What hardware do I need for local voice processing?
A Raspberry Pi 5 with 8GB RAM is the minimum that handles Whisper and Piper running simultaneously alongside Home Assistant without hitting memory limits. The 4GB Pi 5 works but swaps memory under load. The Pi 4 with any RAM is too slow for real-time Whisper processing -- response times exceed 4 seconds, which feels unusable in practice.

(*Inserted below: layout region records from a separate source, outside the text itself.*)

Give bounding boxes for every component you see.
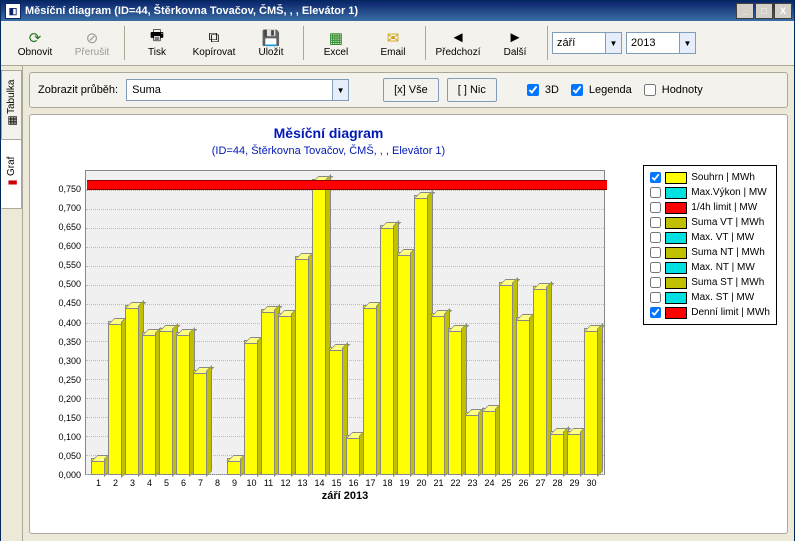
arrow-right-icon: ► [506, 29, 524, 47]
bar [243, 340, 260, 475]
print-icon: 🖶 [148, 29, 166, 47]
bar [345, 435, 362, 475]
bar [430, 313, 447, 475]
select-none-button[interactable]: [ ] Nic [447, 78, 497, 102]
bar [277, 313, 294, 475]
month-select[interactable]: září▼ [552, 32, 622, 54]
chart-title: Měsíční diagram [30, 125, 627, 141]
chart-subtitle: (ID=44, Štěrkovna Tovačov, ČMŠ, , , Elev… [30, 145, 627, 157]
title-bar: ◧ Měsíční diagram (ID=44, Štěrkovna Tova… [1, 1, 794, 21]
table-icon: ▦ [5, 116, 18, 126]
legend-item[interactable]: Max. NT | MW [650, 260, 770, 275]
year-select[interactable]: 2013▼ [626, 32, 696, 54]
bar [260, 309, 277, 475]
bar [583, 328, 600, 475]
legend-item[interactable]: Max. VT | MW [650, 230, 770, 245]
abort-icon: ⊘ [83, 29, 101, 47]
maximize-button[interactable]: □ [755, 3, 773, 19]
next-button[interactable]: ►Další [487, 22, 543, 64]
y-axis: 0,0000,0500,1000,1500,2000,2500,3000,350… [35, 170, 83, 475]
x-axis: 1234567891011121314151617181920212223242… [90, 478, 600, 488]
threeD-checkbox[interactable]: 3D [523, 81, 559, 99]
chevron-down-icon: ▼ [332, 80, 348, 100]
bar [328, 347, 345, 475]
legend-item[interactable]: Suma VT | MWh [650, 215, 770, 230]
refresh-icon: ⟳ [26, 29, 44, 47]
values-checkbox[interactable]: Hodnoty [640, 81, 703, 99]
legend-item[interactable]: Denní limit | MWh [650, 305, 770, 320]
bar [294, 256, 311, 475]
bar [532, 286, 549, 475]
bar [226, 458, 243, 475]
legend-checkbox[interactable]: Legenda [567, 81, 632, 99]
options-bar: Zobrazit průběh: Suma▼ [x] Vše [ ] Nic 3… [29, 72, 788, 108]
tab-graf[interactable]: ▮Graf [1, 139, 22, 209]
bar [90, 458, 107, 475]
toolbar: ⟳Obnovit ⊘Přerušit 🖶Tisk ⧉Kopírovat 💾Ulo… [1, 21, 794, 66]
email-icon: ✉ [384, 29, 402, 47]
bar [447, 328, 464, 475]
app-window: ◧ Měsíční diagram (ID=44, Štěrkovna Tova… [0, 0, 795, 541]
excel-button[interactable]: ▦Excel [308, 22, 364, 64]
bar [158, 328, 175, 475]
x-axis-title: září 2013 [85, 490, 605, 502]
select-all-button[interactable]: [x] Vše [383, 78, 439, 102]
chart-icon: ▮ [5, 179, 18, 185]
legend-item[interactable]: Max. ST | MW [650, 290, 770, 305]
app-icon: ◧ [5, 3, 21, 19]
bar [209, 472, 226, 475]
bar [396, 252, 413, 475]
save-icon: 💾 [262, 29, 280, 47]
excel-icon: ▦ [327, 29, 345, 47]
legend: Souhrn | MWhMax.Výkon | MW1/4h limit | M… [643, 165, 777, 325]
close-button[interactable]: X [774, 3, 792, 19]
refresh-button[interactable]: ⟳Obnovit [7, 22, 63, 64]
bar [464, 412, 481, 475]
bar [515, 317, 532, 475]
bar [549, 431, 566, 475]
email-button[interactable]: ✉Email [365, 22, 421, 64]
tab-tabulka[interactable]: ▦Tabulka [1, 70, 22, 140]
save-button[interactable]: 💾Uložit [243, 22, 299, 64]
window-title: Měsíční diagram (ID=44, Štěrkovna Tovačo… [25, 5, 358, 17]
chevron-down-icon: ▼ [605, 33, 621, 53]
prev-button[interactable]: ◄Předchozí [430, 22, 486, 64]
abort-button[interactable]: ⊘Přerušit [64, 22, 120, 64]
bar [498, 282, 515, 475]
series-select[interactable]: Suma▼ [126, 79, 349, 101]
legend-item[interactable]: 1/4h limit | MW [650, 200, 770, 215]
bar [192, 370, 209, 475]
bar [107, 321, 124, 476]
zobrazit-label: Zobrazit průběh: [38, 84, 118, 96]
copy-icon: ⧉ [205, 29, 223, 47]
legend-item[interactable]: Suma ST | MWh [650, 275, 770, 290]
limit-line [87, 180, 607, 190]
chart-panel: Měsíční diagram (ID=44, Štěrkovna Tovačo… [29, 114, 788, 534]
copy-button[interactable]: ⧉Kopírovat [186, 22, 242, 64]
arrow-left-icon: ◄ [449, 29, 467, 47]
chevron-down-icon: ▼ [679, 33, 695, 53]
bar [379, 225, 396, 475]
bar [566, 431, 583, 475]
minimize-button[interactable]: _ [736, 3, 754, 19]
content-area: Zobrazit průběh: Suma▼ [x] Vše [ ] Nic 3… [23, 66, 794, 541]
bars [90, 170, 600, 475]
legend-item[interactable]: Souhrn | MWh [650, 170, 770, 185]
legend-item[interactable]: Suma NT | MWh [650, 245, 770, 260]
legend-item[interactable]: Max.Výkon | MW [650, 185, 770, 200]
bar [141, 332, 158, 475]
bar [413, 195, 430, 475]
plot-area: 0,0000,0500,1000,1500,2000,2500,3000,350… [85, 170, 605, 500]
bar [362, 305, 379, 475]
bar [175, 332, 192, 475]
print-button[interactable]: 🖶Tisk [129, 22, 185, 64]
side-tabs: ▦Tabulka ▮Graf [1, 66, 23, 541]
bar [481, 408, 498, 475]
bar [311, 179, 328, 475]
bar [124, 305, 141, 475]
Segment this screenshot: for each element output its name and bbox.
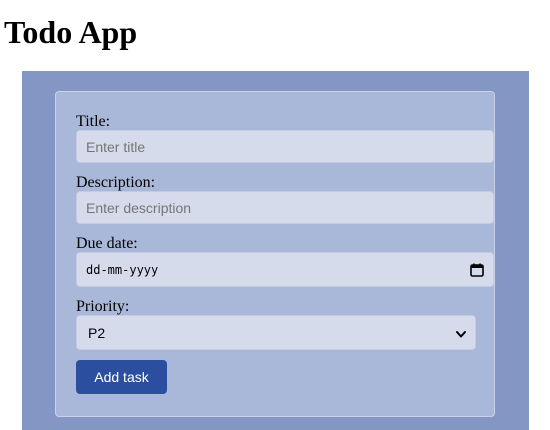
due-date-label: Due date: bbox=[76, 235, 138, 252]
chevron-down-icon bbox=[455, 327, 467, 339]
task-form: Title: Description: Due date: dd-mm-yyyy… bbox=[55, 91, 495, 417]
description-label: Description: bbox=[76, 174, 156, 191]
due-date-placeholder: dd-mm-yyyy bbox=[86, 262, 159, 277]
priority-selected-value: P2 bbox=[88, 324, 106, 341]
description-input[interactable] bbox=[76, 191, 494, 224]
due-date-input[interactable]: dd-mm-yyyy bbox=[76, 252, 494, 287]
app-container: Title: Description: Due date: dd-mm-yyyy… bbox=[22, 71, 529, 430]
title-label: Title: bbox=[76, 113, 111, 130]
title-input[interactable] bbox=[76, 130, 494, 163]
page-title: Todo App bbox=[4, 14, 138, 50]
priority-select[interactable]: P2 bbox=[76, 315, 476, 350]
calendar-icon[interactable] bbox=[470, 263, 484, 277]
add-task-button[interactable]: Add task bbox=[76, 360, 167, 394]
priority-label: Priority: bbox=[76, 298, 130, 315]
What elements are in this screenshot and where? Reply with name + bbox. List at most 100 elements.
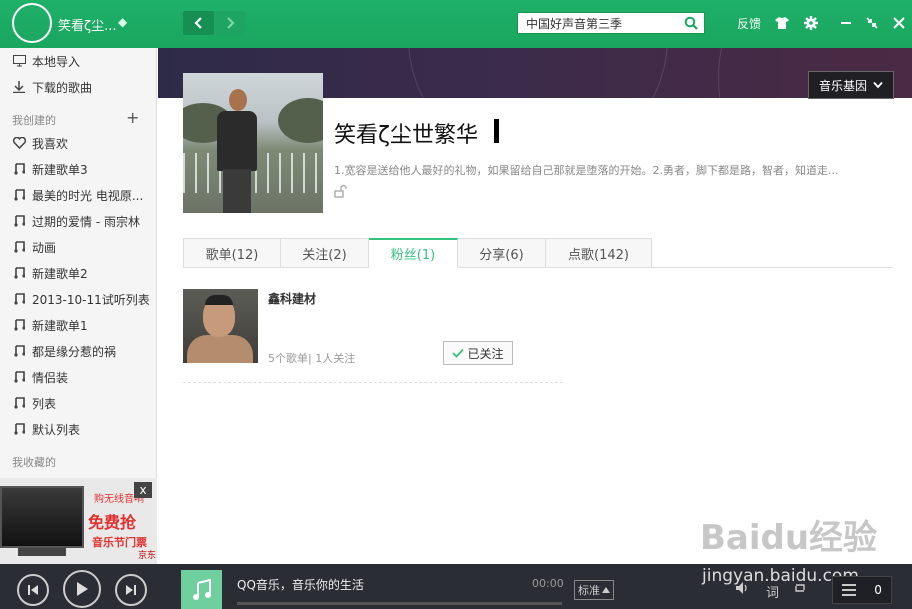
music-note-icon <box>12 319 26 331</box>
music-note-icon <box>12 397 26 409</box>
progress-bar[interactable] <box>237 602 562 605</box>
search-input[interactable] <box>518 13 678 33</box>
sidebar-item-playlist[interactable]: 默认列表 <box>0 416 157 442</box>
close-icon[interactable] <box>890 14 908 32</box>
ad-tv-stand <box>18 548 66 556</box>
photo-person-body <box>217 111 257 171</box>
sidebar-item-label: 新建歌单3 <box>32 162 88 177</box>
baidu-watermark: Baidu经验 <box>700 518 878 558</box>
tab-shares[interactable]: 分享(6) <box>458 238 546 268</box>
playlist-button[interactable]: 0 <box>832 576 892 604</box>
previous-icon <box>28 585 38 595</box>
add-playlist-icon[interactable]: + <box>126 108 139 127</box>
profile-tabs: 歌单(12) 关注(2) 粉丝(1) 分享(6) 点歌(142) <box>183 238 652 268</box>
vip-diamond-icon[interactable]: ◆ <box>118 15 127 29</box>
ad-close-button[interactable]: x <box>134 482 152 498</box>
banner-decoration <box>408 48 668 98</box>
sidebar-item-label: 新建歌单1 <box>32 318 88 333</box>
album-cover[interactable] <box>181 570 222 609</box>
collected-section-heading: 我收藏的 <box>12 456 56 469</box>
chevron-left-icon <box>193 17 202 29</box>
username-label[interactable]: 笑看ζ尘... <box>58 15 116 34</box>
fan-name[interactable]: 鑫科建材 <box>268 290 316 307</box>
play-time: 00:00 <box>532 577 564 590</box>
fan-divider <box>183 382 563 383</box>
profile-photo <box>183 73 323 213</box>
sidebar-item-label: 默认列表 <box>32 422 81 437</box>
settings-gear-icon[interactable] <box>802 14 820 32</box>
followed-button[interactable]: 已关注 <box>443 341 513 365</box>
tab-song-requests[interactable]: 点歌(142) <box>546 238 652 268</box>
nav-buttons <box>183 11 245 35</box>
forward-button[interactable] <box>214 11 245 35</box>
sidebar-item-playlist[interactable]: 列表 <box>0 390 157 416</box>
tab-following[interactable]: 关注(2) <box>281 238 369 268</box>
now-playing-title: QQ音乐，音乐你的生活 <box>237 578 364 592</box>
sidebar-item-playlist[interactable]: 新建歌单3 <box>0 156 157 182</box>
sidebar-item-label: 都是缘分惹的祸 <box>32 344 117 359</box>
created-section-heading: 我创建的 <box>12 114 56 127</box>
sidebar-item-downloads[interactable]: 下载的歌曲 <box>0 74 157 100</box>
previous-button[interactable] <box>17 574 49 606</box>
music-note-icon <box>12 241 26 253</box>
sidebar-item-playlist[interactable]: 动画 <box>0 234 157 260</box>
mini-mode-icon[interactable] <box>863 14 881 32</box>
photo-person-legs <box>223 169 251 213</box>
ad-brand: 京东 <box>138 551 157 561</box>
search-box <box>517 12 705 34</box>
sidebar-item-label: 动画 <box>32 240 57 255</box>
sidebar-item-playlist[interactable]: 都是缘分惹的祸 <box>0 338 157 364</box>
skin-shirt-icon[interactable] <box>773 14 791 32</box>
sidebar-item-playlist[interactable]: 新建歌单2 <box>0 260 157 286</box>
sidebar-item-label: 最美的时光 电视原... <box>32 188 144 203</box>
fan-avatar-body <box>187 335 253 363</box>
music-note-icon <box>12 215 26 227</box>
feedback-link[interactable]: 反馈 <box>737 15 761 32</box>
user-avatar[interactable] <box>12 3 52 43</box>
playlist-icon <box>842 584 857 596</box>
monitor-icon <box>12 55 26 67</box>
quality-selector[interactable]: 标准 <box>574 580 614 600</box>
music-note-icon <box>12 189 26 201</box>
photo-person-head <box>229 89 247 111</box>
music-note-icon <box>12 371 26 383</box>
chevron-down-icon <box>873 81 883 89</box>
chevron-right-icon <box>226 17 235 29</box>
fan-avatar[interactable] <box>183 289 258 363</box>
tab-playlists[interactable]: 歌单(12) <box>183 238 281 268</box>
sidebar-ad-banner[interactable]: 购无线音响 免费抢 音乐节门票 京东 x <box>0 478 157 564</box>
followed-label: 已关注 <box>467 346 504 361</box>
caret-up-icon <box>602 587 610 593</box>
play-button[interactable] <box>63 570 101 608</box>
sidebar-item-playlist[interactable]: 情侣装 <box>0 364 157 390</box>
sidebar: 本地导入 下载的歌曲 我创建的 + 我喜欢 新建歌单3 最美的时光 电视原...… <box>0 48 157 564</box>
music-note-icon <box>192 578 211 600</box>
music-note-icon <box>12 163 26 175</box>
download-icon <box>12 81 26 93</box>
next-button[interactable] <box>115 574 147 606</box>
sidebar-item-local-import[interactable]: 本地导入 <box>0 48 157 74</box>
sidebar-item-playlist[interactable]: 2013-10-11试听列表 <box>0 286 157 312</box>
minimize-icon[interactable] <box>837 14 855 32</box>
sidebar-item-playlist[interactable]: 新建歌单1 <box>0 312 157 338</box>
unlock-icon[interactable] <box>334 184 348 198</box>
sidebar-item-playlist[interactable]: 最美的时光 电视原... <box>0 182 157 208</box>
heart-icon <box>12 137 26 149</box>
tab-fans[interactable]: 粉丝(1) <box>369 238 458 268</box>
search-icon[interactable] <box>684 16 698 30</box>
back-button[interactable] <box>183 11 214 35</box>
sidebar-item-label: 新建歌单2 <box>32 266 88 281</box>
music-note-icon <box>12 293 26 305</box>
music-note-icon <box>12 267 26 279</box>
sidebar-item-label: 过期的爱情 - 雨宗林 <box>32 214 140 229</box>
top-bar: 笑看ζ尘... ◆ 反馈 <box>0 0 912 48</box>
sidebar-item-favorites[interactable]: 我喜欢 <box>0 130 157 156</box>
tab-underline <box>651 267 893 268</box>
music-note-icon <box>12 345 26 357</box>
sidebar-item-playlist[interactable]: 过期的爱情 - 雨宗林 <box>0 208 157 234</box>
sidebar-item-label: 下载的歌曲 <box>32 80 93 95</box>
playlist-count: 0 <box>874 583 882 597</box>
music-gene-button[interactable]: 音乐基因 <box>808 71 894 99</box>
sidebar-item-label: 我喜欢 <box>32 136 69 151</box>
next-icon <box>126 585 136 595</box>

For satellite microphones in other rooms, ESP32-S3 development boards with INMP441 MEMS microphones cost about $8-12 each and run the ESPHome firmware. They stream audio to the main Pi over Wi-Fi. Total hardware cost for a two-room setup runs $120-150: roughly $95 for the Pi 5 with a case and power supply, plus two ESP32 satellite boards and microphones. You'll also want a small speaker at each satellite location -- a basic 3W USB-C speaker works well enough for voice responses.
How fast is local voice recognition compared to Alexa?
On a Raspberry Pi 5 running the Whisper tiny-int8 quantized model, speech-to-text processing takes about 1.2 seconds for a typical command. Adding Piper TTS for the spoken response brings the total round-trip latency to roughly 2.0-2.5 seconds from the end of your command to the start of the audio response. Alexa averages 1.5-2.0 seconds for the full round-trip under good network conditions. So local processing is slower by about half a second to one second. That gap shrinks if your internet connection is poor or if Alexa's servers are slow -- which happens more than you'd think during peak hours. The Whisper small model improves accuracy noticeably over tiny-int8 but adds about 0.8 seconds of processing time on a Pi 5. For most home automation commands -- lights, locks, thermostats -- the tiny model accuracy is sufficient. The speed trade-off is real but acceptable once you've used it for a week.